Absolute Value Inequalities for proving a limit

Question

I am trying to prove that $\lim \limits_{x \to 0}$ $f(x) = 2x^2 -5x + 2=2$. This is what my incorrect work looks like: https://prnt.sc/1rylg4l

I know delta must be positive since it is an upper bound on distance/absolute value and therefore I must have made a mistake when solving the inequality.

I know that $|x|<1$, therefore, $-1 < x < 1 = -2 < 2x < 2 = -7 < 2x-5 < -3$.
I am trying to find the correct bound on $|2x-5|$. Thanks in advance!

Answer 1

$|2x^2- 5x+ 2- 2|= |2x^2-5x|= |x||2x- 5|$ as you have.
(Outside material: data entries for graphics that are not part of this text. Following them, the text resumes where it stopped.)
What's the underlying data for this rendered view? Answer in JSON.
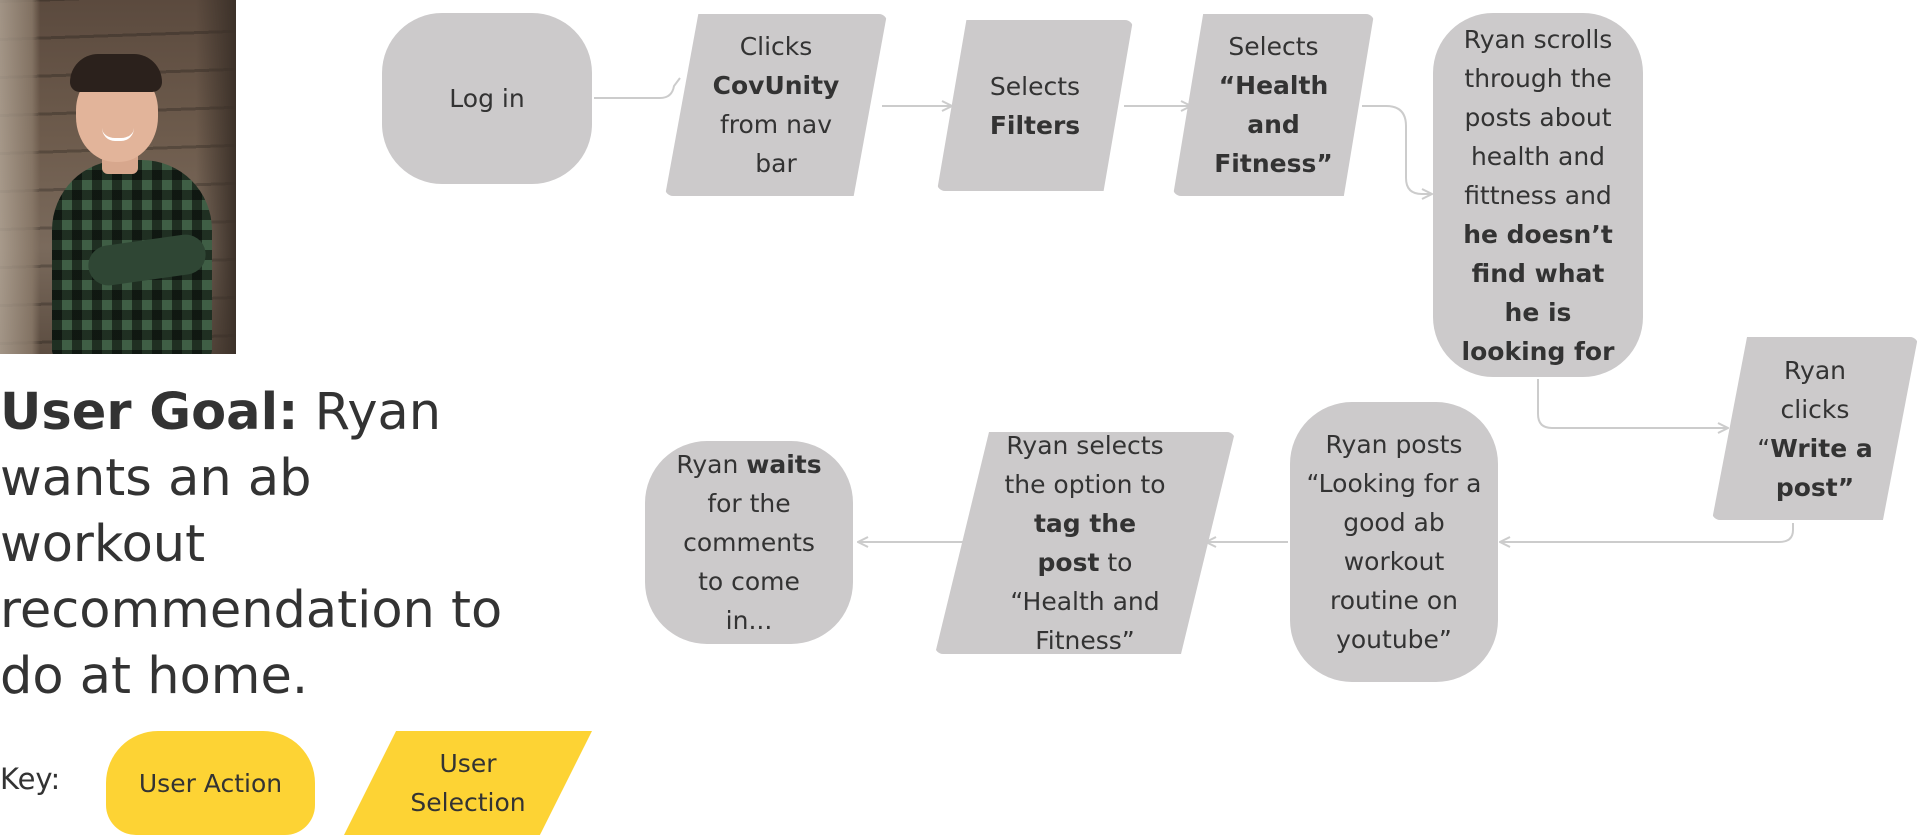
{
  "photo_alt": "",
  "goal": {
    "label": "User Goal:",
    "text": " Ryan wants an ab workout recommendation to do at home."
  },
  "key": {
    "label": "Key:",
    "user_action": "User Action",
    "user_selection": "User Selection"
  },
  "colors": {
    "node_fill": "#cccacb",
    "key_fill": "#fdd334",
    "connector": "#cccccc",
    "text": "#333333"
  },
  "nodes": {
    "login": {
      "type": "action",
      "html": "Log in"
    },
    "clicks_covunity": {
      "type": "selection",
      "html": "Clicks <b>CovUnity</b> from nav bar"
    },
    "selects_filters": {
      "type": "selection",
      "html": "Selects <b>Filters</b>"
    },
    "selects_health": {
      "type": "selection",
      "html": "Selects <b>“Health and Fitness”</b>"
    },
    "scrolls_posts": {
      "type": "action",
      "html": "Ryan scrolls through the posts about health and fittness and <b>he doesn’t find what he is looking for</b>"
    },
    "clicks_write": {
      "type": "selection",
      "html": "Ryan clicks “<b>Write a post”</b>"
    },
    "posts_looking": {
      "type": "action",
      "html": "Ryan posts “Looking for a good ab workout routine on youtube”"
    },
    "selects_tag": {
      "type": "selection",
      "html": "Ryan selects the option to <b>tag the post</b> to “Health and Fitness”"
    },
    "waits": {
      "type": "action",
      "html": "Ryan <b>waits</b> for the comments to come in..."
    }
  }
}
You want $|x||2x-5|< \epsilon$ for x "small enough"- i.e. close enough to 0. Notice that your |x| is already of the form "|x- 0|", it is the |2x- 5| that is the problem.

Yes, since we are taking x close to 0 we can certainly assume that -1< x< 1 so -2< 2x< 2 and -7< 2x- 5< -3. Both bounds are negative but 3< |2x- 5|< 5.

That is we can assume that |2x- 5|< 5 so that $|x||2x- 5|< 5|x|< \epsilon$.

So we can take $\delta< \frac{\epsilon}{5}$.

Answer 2

As you pointed out, $-7 < 2x-5 < -3$, meaning $|2x-5| < 7$. The bound can't be less than 7 because then you're excluding values.

Answer 3

HINT

You can also approach it as follows.

Let $0 < |x - 0| < \delta_{\varepsilon}$. Then we conclude that \begin{align*} |f(x) - 2| & = |2x^{2} - 5x|\\\\ & \leq 2|x|^{2} + 5|x|\\\\ & < 2\delta^{2}_{\varepsilon} + 5\delta_{\varepsilon} := \varepsilon \end{align*}

Can you take it from here?